This week, security researchers discovered a vulnerability in the Gmail App for iOS, which they claimed could leave the app exposed to a man-in-the-middle (MitM) attack. Researchers stated that Google left a security gap in the iOS app (the Android version is fine) by not employing “certificate pinning.” (Certificate pinning is the process by which a digital certificate, signed by a trusted agency, is sent via encrypted data to another site. “Pinning” the certificate to the site makes it easier to authenticate the server, when communicating with the application.)

Basically, certification pinning acts like a passport that contains sensitive information, but is nearly impossible to forge. Since the Gmail app lacks this method, researchers asserted that attackers might spoof their way in by using someone else’s Gmail account and then, introduce their own malicious certificates. The data could then be decrypted to be read in plain text files that may contain private information. The MitM attack would continue the process by tricking users into downloading a configuration profile on an iOS device. This secondary trick works by sending massive phishing emailscontaining a bogus link, changing system configurations in the iOS and granting access to the mobile device. Time to put out the welcome mat?

Not so fast. Google countered the researchers’ claims, explaining that the lack of certificate pinning in the Gmail app does not mean the app has a security risk. Google stated that there is no flaw in the app and that an attacker would have to trick a person to download a malicious file onto their device, which they say is highly unlikely. However, “unlikely” as this case may be, why not play it safe, secure and private? Here are a few of Appthority’s tips, “just in case”:

  • Check to make sure your device configuration does not include root certificates
  • Use a VPN or other secure channel when connecting to the enterprise
  • Check your device for man-in-the-middle attempts

In other app-related news, the Federal Trade Commission recently sued against Amazon over in-app purchasing. For background, Amazon had previously pushed back against the FTC’s proposed settlement, which would require Amazon to make changes to the app store to prevent unintentional in-app purchases made by children, and to refund parents of children who previously shopped their hearts out (in-apps). In-app purchasing is a common revenue-generator for mobile developers, who frequently offer their apps for free, but include the option to purchase virtual goods such as, a sword that gives you more power in a game, or a key that unlocks more features of the free app, for a mere $1 to $5.

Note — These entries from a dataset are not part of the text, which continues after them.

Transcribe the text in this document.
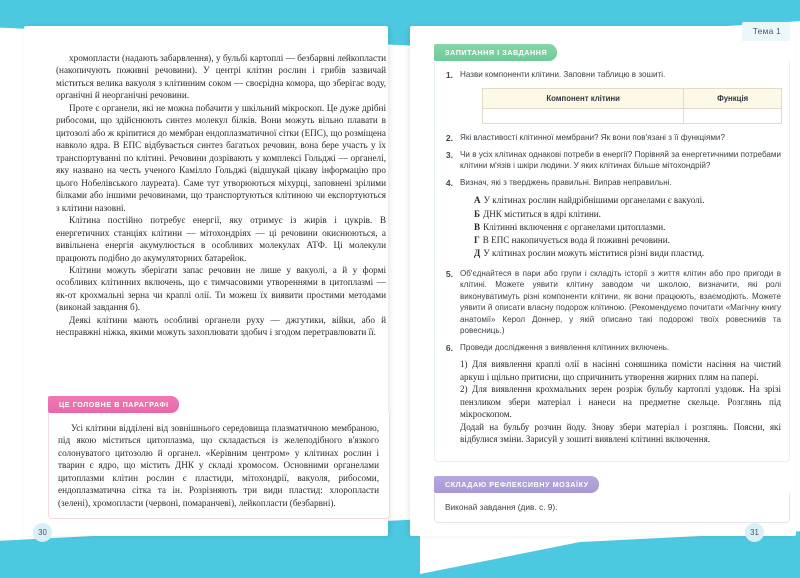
Тема 1

хромопласти (надають забарвлення), у бульбі картоплі — безбарвні лейкопласти (накопичують поживні речовини). У центрі клітин рослин і грибів зазвичай міститься велика вакуоля з клітинним соком — своєрідна комора, що зберігає воду, органічні й неорганічні речовини.

Проте є органели, які не можна побачити у шкільний мікроскоп. Це дуже дрібні рибосоми, що здійснюють синтез молекул білків. Вони можуть вільно плавати в цитозолі або ж кріпитися до мембран ендоплазматичної сітки (ЕПС), що розміщена навколо ядра. В ЕПС відбувається синтез багатьох речовин, вона бере участь у їх транспортуванні по клітині. Речовини дозрівають у комплексі Гольджі — органелі, яку названо на честь ученого Камілло Гольджі (відшукай цікаву інформацію про цього Нобелівського лауреата). Саме тут утворюються міхурці, заповнені зрілими білками або іншими речовинами, що транспортуються клітиною чи експортуються з клітини назовні.

Клітина постійно потребує енергії, яку отримує із жирів і цукрів. В енергетичних станціях клітини — мітохондріях — ці речовини окиснюються, а вивільнена енергія акумулюється в особливих молекулах АТФ. Ці молекули працюють подібно до акумуляторних батарейок.

Клітини можуть зберігати запас речовин не лише у вакуолі, а й у формі особливих клітинних включень, що є тимчасовими утвореннями в цитоплазмі — як-от крохмальні зерна чи краплі олії. Ти можеш їх виявити простими методами (виконай завдання б).

Деякі клітини мають особливі органели руху — джгутики, війки, або й несправжні ніжка, якими можуть захоплювати здобич і згодом перетравлювати її.

ЦЕ ГОЛОВНЕ В ПАРАГРАФІ

Усі клітини відділені від зовнішнього середовища плазматичною мембраною, під якою міститься цитоплазма, що складається із желеподібного в'язкого солонуватого цитозолю й органел. «Керівним центром» у клітинах рослин і тварин є ядро, що містить ДНК у складі хромосом. Основними органелами цитоплазми клітин рослин є пластиди, мітохондрії, вакуоля, рибосоми, ендоплазматична сітка та ін. Розрізняють три види пластид: хлоропласти (зелені), хромопласти (червоні, помаранчеві), лейкопласти (безбарвні).

30
ЗАПИТАННЯ І ЗАВДАННЯ
1. Назви компоненти клітини. Заповни таблицю в зошиті.
Компонент клітини	Функція

2. Які властивості клітинної мембрани? Як вони пов'язані з її функціями?
3. Чи в усіх клітинах однакові потреби в енергії? Порівняй за енергетичними потребами клітини м'язів і шкіри людини. У яких клітинах більше мітохондрій?
4. Визнач, які з тверджень правильні. Виправ неправильні.
А У клітинах рослин найдрібнішими органелами є вакуолі.
Б ДНК міститься в ядрі клітини.
В Клітинні включення є органелами цитоплазми.
Г В ЕПС накопичується вода й поживні речовини.
Д У клітинах рослин можуть міститися різні види пластид.
5. Об'єднайтеся в пари або групи і складіть історії з життя клітин або про пригоди в клітині. Можете уявити клітину заводом чи школою, визначити, які ролі виконуватимуть різні компоненти клітини, як вони працюють, взаємодіють. Можете уявити й описати власну подорож клітиною. (Рекомендуємо почитати «Магічну книгу анатомії» Керол Доннер, у якій описано такі подорожі твоїх ровесників та ровесниць.)
6. Проведи дослідження з виявлення клітинних включень.

1) Для виявлення краплі олії в насінні соняшника помісти насіння на чистий аркуш і щільно притисни, що спричинить утворення жирних плям на папері.

2) Для виявлення крохмальних зерен розріж бульбу картоплі уздовж. На зрізі пензликом збери матеріал і нанеси на предметне скельце. Розглянь під мікроскопом.

Додай на бульбу розчин йоду. Знову збери матеріал і розглянь. Поясни, які відбулися зміни. Зарисуй у зошиті виявлені клітинні включення.

СКЛАДАЮ РЕФЛЕКСИВНУ МОЗАЇКУ
Виконай завдання (див. с. 9).
31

In-app purchasing is one of the risky app behaviors identified by the Appthority App Risk Management Service. For companies that issue mobile devices to employees, in-app purchasing may be a concern as it may incur new costs that will appear on an employer’s bill. And of course, in-app purchasing is also a concern when it comes to gaming apps for children, as they may be able to purchase content within apps without the parents’ knowledge until the bill arrives. In Appthority’s Winter 2014 App Reputation Report, we found that 51% of the top 200 free iOS and Android apps use in-app purchasing, while 39% of the top 200 paid iOS iOS and Android apps use it. We also found that of the top 200 free and paid iOS apps, 55% offered in-app purchasing, compared to 35% of the top 200 free and paid Android apps. Long story short: In-app purchasing is a risky app behavior and not an uncommon one! In-app purchasing effects both consumers and the enterprise, which is just one more reason why organizations need to have a mobile app risk management solution in place to test for this potentially risky behavior.

The FTC is concerned that millions of unauthorized in-app purchases have been made by children using their parents’ mobile phones and tablets and they claim that Amazon’s refund process is inadequate. The FTC has specified that Amazon needs to provide more prominent notices about in-app purchases, passwords for all such purchases, and a simpler process for refunds. Amazon is currently arguing that they meet, and possibly surpass, Apple’s consent procedures and are operating within the law. There’s no word yet on what will come of this dispute, however, Apple recently refunded $32.5 million to settle a similar complaint.